Data has been obtain from multiple data sources:
* Tweets archive from a csv file provided by the Udacity Course.
* Dog Photos labeled by a machine learning algorithm available through csv uploaded in an accesible URL.
* All information related to each tweet; retweets, likes, comments, etc. from the Twitter API.

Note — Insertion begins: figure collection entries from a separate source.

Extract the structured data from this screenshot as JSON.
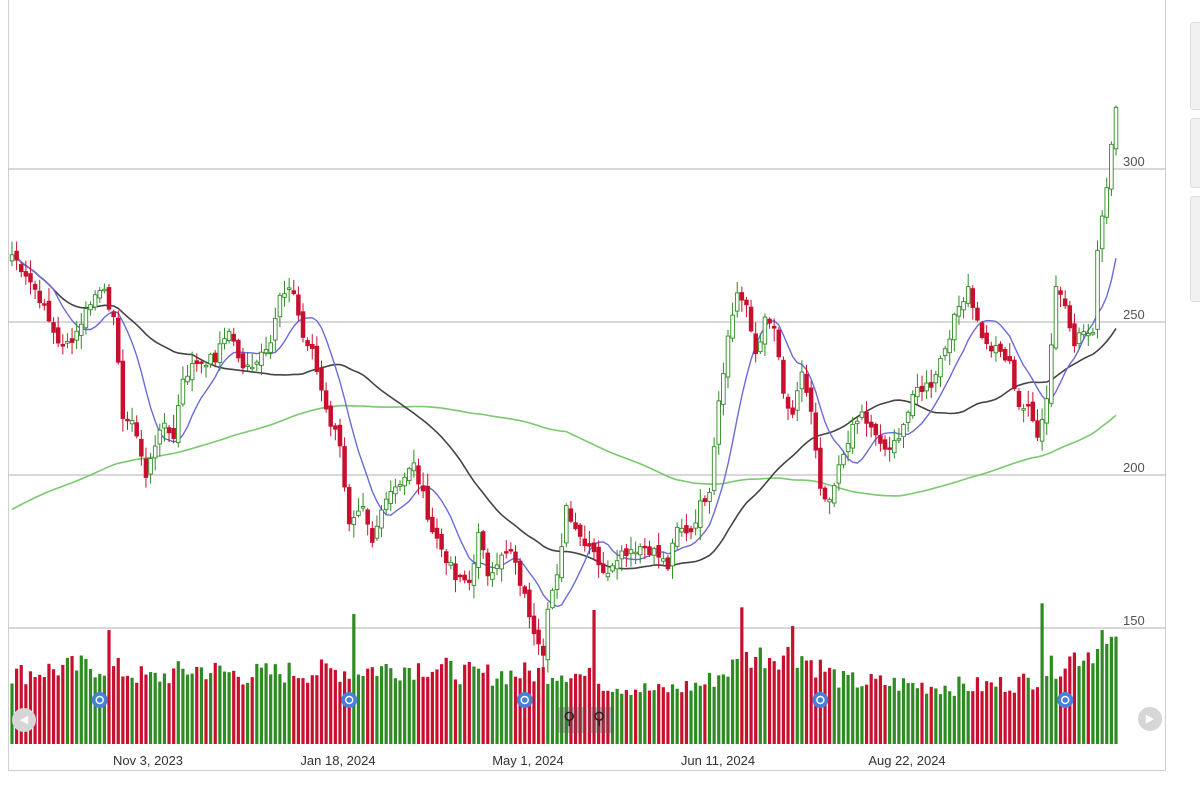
{
  "chart_data": {
    "type": "candlestick",
    "y_ticks": [
      "300",
      "250",
      "200",
      "150"
    ],
    "y_tick_values": [
      300,
      250,
      200,
      150
    ],
    "ylim": [
      112,
      332
    ],
    "x_tick_labels": [
      "Nov 3, 2023",
      "Jan 18, 2024",
      "May 1, 2024",
      "Jun 11, 2024",
      "Aug 22, 2024"
    ],
    "grid": "horizontal",
    "legend": "none",
    "colors": {
      "up": "#2e8b22",
      "down": "#c8102e",
      "ma_short": "#6b6bd8",
      "ma_mid": "#444444",
      "ma_long": "#7cc870",
      "grid": "#cccccc"
    },
    "price_path": [
      [
        0,
        272
      ],
      [
        3,
        266
      ],
      [
        6,
        258
      ],
      [
        8,
        250
      ],
      [
        11,
        241
      ],
      [
        14,
        247
      ],
      [
        17,
        257
      ],
      [
        20,
        262
      ],
      [
        22,
        250
      ],
      [
        24,
        220
      ],
      [
        27,
        214
      ],
      [
        29,
        199
      ],
      [
        32,
        216
      ],
      [
        35,
        213
      ],
      [
        37,
        232
      ],
      [
        40,
        237
      ],
      [
        44,
        238
      ],
      [
        47,
        248
      ],
      [
        50,
        234
      ],
      [
        53,
        238
      ],
      [
        56,
        245
      ],
      [
        58,
        258
      ],
      [
        61,
        260
      ],
      [
        63,
        245
      ],
      [
        65,
        240
      ],
      [
        67,
        228
      ],
      [
        69,
        217
      ],
      [
        71,
        211
      ],
      [
        73,
        183
      ],
      [
        76,
        188
      ],
      [
        78,
        177
      ],
      [
        81,
        194
      ],
      [
        84,
        198
      ],
      [
        87,
        203
      ],
      [
        89,
        193
      ],
      [
        91,
        182
      ],
      [
        94,
        173
      ],
      [
        96,
        166
      ],
      [
        99,
        165
      ],
      [
        101,
        180
      ],
      [
        103,
        168
      ],
      [
        105,
        172
      ],
      [
        108,
        175
      ],
      [
        110,
        165
      ],
      [
        113,
        150
      ],
      [
        115,
        143
      ],
      [
        116,
        156
      ],
      [
        118,
        166
      ],
      [
        120,
        190
      ],
      [
        123,
        180
      ],
      [
        126,
        176
      ],
      [
        128,
        167
      ],
      [
        131,
        174
      ],
      [
        134,
        176
      ],
      [
        137,
        177
      ],
      [
        139,
        175
      ],
      [
        142,
        170
      ],
      [
        144,
        182
      ],
      [
        147,
        182
      ],
      [
        149,
        190
      ],
      [
        151,
        196
      ],
      [
        153,
        225
      ],
      [
        155,
        245
      ],
      [
        157,
        260
      ],
      [
        159,
        254
      ],
      [
        161,
        240
      ],
      [
        163,
        250
      ],
      [
        165,
        248
      ],
      [
        167,
        226
      ],
      [
        169,
        218
      ],
      [
        171,
        234
      ],
      [
        173,
        220
      ],
      [
        175,
        194
      ],
      [
        177,
        190
      ],
      [
        179,
        202
      ],
      [
        181,
        212
      ],
      [
        184,
        220
      ],
      [
        187,
        212
      ],
      [
        190,
        207
      ],
      [
        193,
        217
      ],
      [
        196,
        228
      ],
      [
        199,
        230
      ],
      [
        202,
        242
      ],
      [
        205,
        255
      ],
      [
        207,
        262
      ],
      [
        209,
        250
      ],
      [
        211,
        242
      ],
      [
        214,
        240
      ],
      [
        216,
        236
      ],
      [
        218,
        223
      ],
      [
        220,
        221
      ],
      [
        222,
        214
      ],
      [
        224,
        225
      ],
      [
        226,
        262
      ],
      [
        228,
        256
      ],
      [
        230,
        244
      ],
      [
        232,
        247
      ],
      [
        234,
        245
      ],
      [
        235,
        275
      ],
      [
        237,
        295
      ],
      [
        239,
        322
      ]
    ],
    "volume_path": [
      [
        0,
        0.55
      ],
      [
        10,
        0.6
      ],
      [
        20,
        0.62
      ],
      [
        30,
        0.52
      ],
      [
        40,
        0.6
      ],
      [
        50,
        0.55
      ],
      [
        60,
        0.57
      ],
      [
        70,
        0.58
      ],
      [
        80,
        0.6
      ],
      [
        90,
        0.62
      ],
      [
        100,
        0.55
      ],
      [
        110,
        0.56
      ],
      [
        120,
        0.58
      ],
      [
        130,
        0.47
      ],
      [
        140,
        0.42
      ],
      [
        150,
        0.48
      ],
      [
        160,
        0.7
      ],
      [
        170,
        0.72
      ],
      [
        180,
        0.5
      ],
      [
        190,
        0.48
      ],
      [
        200,
        0.46
      ],
      [
        210,
        0.46
      ],
      [
        220,
        0.5
      ],
      [
        230,
        0.7
      ],
      [
        239,
        0.8
      ]
    ],
    "volume_spikes": {
      "21": 0.85,
      "74": 0.97,
      "126": 1.0,
      "158": 1.02,
      "169": 0.88,
      "223": 1.05,
      "236": 0.85,
      "238": 0.8
    },
    "events": [
      {
        "x": 19,
        "letter": "D"
      },
      {
        "x": 73,
        "letter": "D"
      },
      {
        "x": 111,
        "letter": "D"
      },
      {
        "x": 175,
        "letter": "D"
      },
      {
        "x": 228,
        "letter": "E"
      }
    ]
  }
}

In order to retrieve all the data multiple functionalities has been used: pandas, requests and tweepy.

## Assessment


Once all data was collected, visual and programmatic assessment has been performed within each dataset in order to identify **quality** and **tidiness** issues.

### Quality Issues

**Tweets archive**
* Some tweets couldn't be retrieved from Tweepy as they couldn't be found so we will have to drop those tweets.
* Tweets beyond August 1st, 2017 won't have image predictions and thus we will drop them as want to perform a full exploratory using both datasets. 
* Timestamp in 'tweets_archive' is of type string and should be DateTime to perform futures actions such is getting timestamps elapsed time.
* Doggo, Flooofer, Pupper or Puppo are strings and should be either Categorical type or Boolean as values are from set of possible values and not a free valued string.
* Doggo, Flooofer, Pupper or Puppo columns contains values different from its dog stage; for instance under Doggo column why could find Floofer value.
* Some tweets has non-null values on retweeted_status_id, that means it is a retweet so we shouldn't take them into account to avoid multiple ratings on the same dog.
* Some rating_denominator are different from 10 that suggest that values are not perfectly retrieved from tweet text and we should check values from tweet got from Tweepy in order to fix this.

**Image predictions**
* P1, P2 and P3 labels predictions should be Categorical type instead of string type.
* Some dog image predictions doesn't contain a breed type.
* Some dog image predictions are from retweets and thus multiple predictions are found from the same image_url.

**All tables**
* Due to the fact that we got missing tweets from Tweepy because of retrieval errors, discarded image predictions because of non-predicted as dog images and that we tweets dropped because denominator values are incongruent, we have to assure that all tweets ID are available in final data frames.
### Tidiness Issues
* Dog stages are separated by columns and using one single column named "dog_stage" as Categorical type would be more suitable.
* Also, we should use only two tables; one related to the tweet it self (id, created_at, likes and retweets) and other for the data related to each dog (image prediction label, dog_stage, dog_name and rating).

## Cleaning
After identifying data issues a list of fixing procedures were written before proceeding to the cleaning process:

#### Quality
* Drop tweets from 'tweet_archive' that are not successfully retrieved from Twitter API (tweepy_tweets).
* Change data type of 'timestamp' column of 'tweet_archive' to date type.
* Drop tweets beyond August 1st, 2017.
* Set 'doggo', 'floofer', 'pupper' and 'puppo' columns from 'tweet_archive' as Categorical Type.
* Change dog stage value to None in those cases where dog stage is set in the wrong column.
* Drop retweets from 'tweet_archive'.
* Set 'p1', 'p2' and 'p3' columns from 'image_predictions' to Categorical Type.
* Drop non-breed predictions from 'image_predictions'. Those which 'p1_dog', 'p2_dog' **and** 'p3_dog' with **False** values.
* Drop image predictions that comes from a retweet from 'image_predictions' or from tweets that couldn't be retrieved from tweepy.
* Reevaluate 'rating_numerator' and 'rating_denominator' parsing 'full_text' column of 'tweepy_tweets' and drop those with denominator above 10.
* Drop tweets that are not included in all datasets.

#### Tidiness
* Melt dog stage ('doggo', 'floofer', 'pupper', 'puppo' columns) into a single column named 'dog_stage'.
* Elaborate a single data frame containing 'tweet_id', 'text', 'created_at', 'favorite_count' and 'retweet_count' columns named tweets_master.
* Elaborate a single data frame containing 'tweet_id', 'dog_name', 'dog_stage', 'rating_numerator', 'rating_denominator', 'p1', 'p1_conf', 'p2', 'p2_conf', 'p3', 'p3_conf' and 'jpg_url' columns named dog_metrics_master.